Common pain points I’ve come across online are that:

  • it’s difficult to integrate different build systems,
  • some people feel Jekyll is missing essential blog features at its core,
  • and while there are a lot of plugins and themes, a good number of them are not maintained anymore.

The community is still alive. Things could be changed—but in open source it’s easier to talk about it.

I didn’t really need fancy features, but ultimately my interest in things like TypeScript and native web components made me feel like I should explore other SSGs.

I tried most of the popular ones but they didn’t really click the same way Jekyll had. That is, until I discovered Bridgetown.

Bridgetown

I had heard of Bridgetown a few months prior to the Jekyll Talk post I linked. I didn’t check it out until January. Something you’re bound to learn rather quickly is that Bridgetown was forked from Jekyll! With that said, this isn’t ‘Jekyll v2’. While its roots and DNA might stem from the same project, Bridgetown is its own thing.

In short, Bridgetown offers a familiar comfort and extends it beyond what I could imagine. The documentation is magnificent, the component workflow is very exciting, the community is very friendly, and I’m excited about its future as a full-stack framework. If Jekyll had nudged me to Ruby, Bridgetown flung me into the abyss.

Though, nothing is without obstacles. Something I had to get my head around is that Bridgetown is very opinionated about front-end building systems. This was confusing, but ultimately, it was just one more fun challenge to tackle.
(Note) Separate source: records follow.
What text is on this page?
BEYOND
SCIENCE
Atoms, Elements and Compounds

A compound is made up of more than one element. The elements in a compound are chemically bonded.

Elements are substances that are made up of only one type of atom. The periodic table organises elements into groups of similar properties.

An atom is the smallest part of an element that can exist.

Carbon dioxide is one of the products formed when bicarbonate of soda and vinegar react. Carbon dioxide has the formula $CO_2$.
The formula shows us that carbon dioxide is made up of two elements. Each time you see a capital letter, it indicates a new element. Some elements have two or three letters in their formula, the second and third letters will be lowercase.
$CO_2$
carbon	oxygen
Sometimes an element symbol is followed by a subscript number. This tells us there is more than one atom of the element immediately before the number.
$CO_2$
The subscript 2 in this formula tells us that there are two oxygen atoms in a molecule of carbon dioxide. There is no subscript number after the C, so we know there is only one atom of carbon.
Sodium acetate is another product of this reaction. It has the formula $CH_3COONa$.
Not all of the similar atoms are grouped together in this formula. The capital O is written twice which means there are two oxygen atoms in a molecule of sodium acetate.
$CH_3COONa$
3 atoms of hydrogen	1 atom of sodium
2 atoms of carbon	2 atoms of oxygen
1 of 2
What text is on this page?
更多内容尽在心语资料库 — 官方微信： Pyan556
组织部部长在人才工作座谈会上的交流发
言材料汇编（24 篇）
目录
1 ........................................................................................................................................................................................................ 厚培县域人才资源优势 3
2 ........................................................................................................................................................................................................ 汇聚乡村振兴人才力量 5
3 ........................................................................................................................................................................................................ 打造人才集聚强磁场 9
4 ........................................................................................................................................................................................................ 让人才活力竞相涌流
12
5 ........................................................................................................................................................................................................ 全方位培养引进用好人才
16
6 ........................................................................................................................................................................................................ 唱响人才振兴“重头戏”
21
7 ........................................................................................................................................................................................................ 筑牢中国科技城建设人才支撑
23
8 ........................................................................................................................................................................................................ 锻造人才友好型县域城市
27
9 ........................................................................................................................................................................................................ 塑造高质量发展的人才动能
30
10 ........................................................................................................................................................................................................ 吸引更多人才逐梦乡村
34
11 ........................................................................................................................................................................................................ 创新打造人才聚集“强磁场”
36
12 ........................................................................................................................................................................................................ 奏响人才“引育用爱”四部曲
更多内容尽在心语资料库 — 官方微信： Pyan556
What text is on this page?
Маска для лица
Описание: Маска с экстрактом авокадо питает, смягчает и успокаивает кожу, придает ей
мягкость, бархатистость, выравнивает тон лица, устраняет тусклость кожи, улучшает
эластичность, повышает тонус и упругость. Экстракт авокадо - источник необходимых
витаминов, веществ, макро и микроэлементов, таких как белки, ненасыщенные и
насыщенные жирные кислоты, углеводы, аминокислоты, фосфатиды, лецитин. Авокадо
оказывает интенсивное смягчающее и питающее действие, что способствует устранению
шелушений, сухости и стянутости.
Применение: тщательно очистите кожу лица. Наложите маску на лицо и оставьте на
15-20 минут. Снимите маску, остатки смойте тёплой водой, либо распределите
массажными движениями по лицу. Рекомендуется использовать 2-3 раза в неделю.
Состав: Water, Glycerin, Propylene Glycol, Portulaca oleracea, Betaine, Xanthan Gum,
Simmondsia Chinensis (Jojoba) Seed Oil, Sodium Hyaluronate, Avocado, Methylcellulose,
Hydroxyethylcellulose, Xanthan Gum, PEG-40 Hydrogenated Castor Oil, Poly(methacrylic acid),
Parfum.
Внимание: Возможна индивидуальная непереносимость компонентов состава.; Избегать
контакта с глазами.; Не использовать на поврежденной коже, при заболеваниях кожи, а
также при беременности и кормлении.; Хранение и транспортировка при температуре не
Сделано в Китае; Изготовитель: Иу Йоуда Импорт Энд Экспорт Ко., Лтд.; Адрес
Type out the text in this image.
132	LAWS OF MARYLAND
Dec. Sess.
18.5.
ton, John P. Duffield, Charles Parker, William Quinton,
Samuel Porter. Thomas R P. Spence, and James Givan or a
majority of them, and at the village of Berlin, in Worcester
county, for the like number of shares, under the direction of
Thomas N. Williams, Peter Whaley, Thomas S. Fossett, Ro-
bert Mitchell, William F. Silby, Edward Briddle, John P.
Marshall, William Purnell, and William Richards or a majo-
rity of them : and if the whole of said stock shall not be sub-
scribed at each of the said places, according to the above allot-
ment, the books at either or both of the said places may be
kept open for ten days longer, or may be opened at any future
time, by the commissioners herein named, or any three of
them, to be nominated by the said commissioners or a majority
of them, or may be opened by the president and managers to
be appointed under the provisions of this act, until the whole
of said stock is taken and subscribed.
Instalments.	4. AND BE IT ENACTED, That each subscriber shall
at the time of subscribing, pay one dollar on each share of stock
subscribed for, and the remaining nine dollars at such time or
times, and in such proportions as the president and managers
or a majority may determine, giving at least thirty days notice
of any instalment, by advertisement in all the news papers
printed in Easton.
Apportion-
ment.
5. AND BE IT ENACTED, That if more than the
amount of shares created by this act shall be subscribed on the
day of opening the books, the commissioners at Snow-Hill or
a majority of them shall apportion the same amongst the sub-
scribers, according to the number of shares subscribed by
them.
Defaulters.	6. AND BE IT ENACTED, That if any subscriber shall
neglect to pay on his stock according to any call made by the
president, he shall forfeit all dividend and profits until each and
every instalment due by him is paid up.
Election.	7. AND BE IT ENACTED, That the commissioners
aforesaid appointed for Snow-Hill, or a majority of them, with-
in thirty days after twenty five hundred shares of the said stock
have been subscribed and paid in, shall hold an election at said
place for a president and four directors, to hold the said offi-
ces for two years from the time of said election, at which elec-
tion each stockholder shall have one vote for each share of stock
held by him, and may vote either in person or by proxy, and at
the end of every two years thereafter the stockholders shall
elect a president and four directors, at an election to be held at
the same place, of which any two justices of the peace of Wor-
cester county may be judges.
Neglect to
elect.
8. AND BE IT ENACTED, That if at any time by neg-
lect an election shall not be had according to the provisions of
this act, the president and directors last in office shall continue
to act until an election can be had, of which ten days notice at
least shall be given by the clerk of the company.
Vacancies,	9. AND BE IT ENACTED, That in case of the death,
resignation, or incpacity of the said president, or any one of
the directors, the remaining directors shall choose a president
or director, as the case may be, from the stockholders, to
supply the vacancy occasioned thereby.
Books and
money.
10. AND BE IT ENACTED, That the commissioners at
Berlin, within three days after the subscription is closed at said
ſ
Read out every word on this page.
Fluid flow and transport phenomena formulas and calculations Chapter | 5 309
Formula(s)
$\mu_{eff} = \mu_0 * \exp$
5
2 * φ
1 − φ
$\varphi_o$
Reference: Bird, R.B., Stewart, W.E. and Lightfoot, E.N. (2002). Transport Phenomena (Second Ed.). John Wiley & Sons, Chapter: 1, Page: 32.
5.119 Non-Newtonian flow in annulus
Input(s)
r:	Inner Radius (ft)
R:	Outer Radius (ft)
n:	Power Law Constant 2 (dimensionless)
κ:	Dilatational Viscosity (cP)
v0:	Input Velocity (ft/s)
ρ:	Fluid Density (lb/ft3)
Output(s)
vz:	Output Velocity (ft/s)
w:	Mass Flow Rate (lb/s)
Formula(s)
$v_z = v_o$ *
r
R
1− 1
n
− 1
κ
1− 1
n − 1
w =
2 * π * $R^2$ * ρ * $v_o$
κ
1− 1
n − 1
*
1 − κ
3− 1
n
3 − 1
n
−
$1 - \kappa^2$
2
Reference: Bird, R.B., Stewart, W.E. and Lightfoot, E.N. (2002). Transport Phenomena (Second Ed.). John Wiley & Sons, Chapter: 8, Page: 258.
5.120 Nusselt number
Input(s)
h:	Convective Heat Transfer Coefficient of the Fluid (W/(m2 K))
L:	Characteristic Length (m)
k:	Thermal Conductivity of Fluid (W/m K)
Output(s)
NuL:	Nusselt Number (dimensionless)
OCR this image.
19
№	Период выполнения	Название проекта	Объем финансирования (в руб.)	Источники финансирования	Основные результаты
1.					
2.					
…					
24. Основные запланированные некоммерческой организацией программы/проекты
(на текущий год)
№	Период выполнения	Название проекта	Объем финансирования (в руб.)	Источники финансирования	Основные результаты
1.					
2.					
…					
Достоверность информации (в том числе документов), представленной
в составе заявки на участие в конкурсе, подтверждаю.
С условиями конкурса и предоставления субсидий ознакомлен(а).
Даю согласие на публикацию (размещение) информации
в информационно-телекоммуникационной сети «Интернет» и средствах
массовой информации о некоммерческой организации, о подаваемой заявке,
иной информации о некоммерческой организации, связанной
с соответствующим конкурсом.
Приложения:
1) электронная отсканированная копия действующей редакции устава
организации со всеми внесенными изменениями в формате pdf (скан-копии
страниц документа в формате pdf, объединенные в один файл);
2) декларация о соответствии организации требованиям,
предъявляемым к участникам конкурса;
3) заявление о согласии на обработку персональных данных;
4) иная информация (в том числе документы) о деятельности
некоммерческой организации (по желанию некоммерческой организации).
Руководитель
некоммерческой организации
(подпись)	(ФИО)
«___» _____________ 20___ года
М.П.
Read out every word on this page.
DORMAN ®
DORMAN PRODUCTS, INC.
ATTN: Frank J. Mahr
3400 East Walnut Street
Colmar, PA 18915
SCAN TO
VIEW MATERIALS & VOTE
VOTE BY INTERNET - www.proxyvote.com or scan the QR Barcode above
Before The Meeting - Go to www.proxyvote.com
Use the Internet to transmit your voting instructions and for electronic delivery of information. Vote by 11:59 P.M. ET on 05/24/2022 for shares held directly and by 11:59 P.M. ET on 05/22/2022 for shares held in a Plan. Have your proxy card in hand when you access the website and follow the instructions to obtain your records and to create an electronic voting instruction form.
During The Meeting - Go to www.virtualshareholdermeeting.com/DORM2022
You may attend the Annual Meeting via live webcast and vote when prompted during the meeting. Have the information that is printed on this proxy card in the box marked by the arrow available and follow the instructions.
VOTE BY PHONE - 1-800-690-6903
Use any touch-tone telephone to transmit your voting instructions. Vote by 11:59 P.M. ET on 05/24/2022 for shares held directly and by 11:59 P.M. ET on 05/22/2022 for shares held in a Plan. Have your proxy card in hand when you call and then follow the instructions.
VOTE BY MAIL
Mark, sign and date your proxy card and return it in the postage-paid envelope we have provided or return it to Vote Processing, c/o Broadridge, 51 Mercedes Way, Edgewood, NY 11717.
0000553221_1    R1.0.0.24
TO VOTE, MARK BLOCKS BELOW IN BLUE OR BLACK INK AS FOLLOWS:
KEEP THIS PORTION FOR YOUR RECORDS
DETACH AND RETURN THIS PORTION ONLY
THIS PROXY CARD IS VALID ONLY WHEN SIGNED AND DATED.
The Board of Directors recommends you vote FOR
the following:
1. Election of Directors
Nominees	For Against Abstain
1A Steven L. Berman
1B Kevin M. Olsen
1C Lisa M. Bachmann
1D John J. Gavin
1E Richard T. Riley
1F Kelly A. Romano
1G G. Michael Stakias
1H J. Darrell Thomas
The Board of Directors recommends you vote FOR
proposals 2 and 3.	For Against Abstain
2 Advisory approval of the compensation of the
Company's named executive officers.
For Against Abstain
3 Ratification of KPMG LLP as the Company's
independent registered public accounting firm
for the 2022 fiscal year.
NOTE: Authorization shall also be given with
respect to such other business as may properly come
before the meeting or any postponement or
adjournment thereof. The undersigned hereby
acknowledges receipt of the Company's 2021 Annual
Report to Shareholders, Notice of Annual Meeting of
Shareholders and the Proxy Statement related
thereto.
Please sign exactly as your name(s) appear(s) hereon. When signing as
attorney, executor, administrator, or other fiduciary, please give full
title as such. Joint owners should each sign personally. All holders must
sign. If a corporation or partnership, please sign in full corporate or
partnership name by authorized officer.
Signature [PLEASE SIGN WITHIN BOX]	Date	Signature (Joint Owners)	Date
I plan to dedicate an entire post to Bridgetown at a later date. At the time I’m writing this (2022-03-08 17:06:37), Bridgetown just had its 1.0 release. I was lucky enough to contribute some documentation and I’m looking forward to further my involvement.

In conclusion, I am a fanboy and plan to port this site over to Bridgetown in the next week. As short as my stay was with Jekyll, this isn’t a farewell. I still love Jekyll and I will continue to use it on a number of projects. Jekyll still has a very good place in this dynamic world and I’ll fight anyone that says otherwise.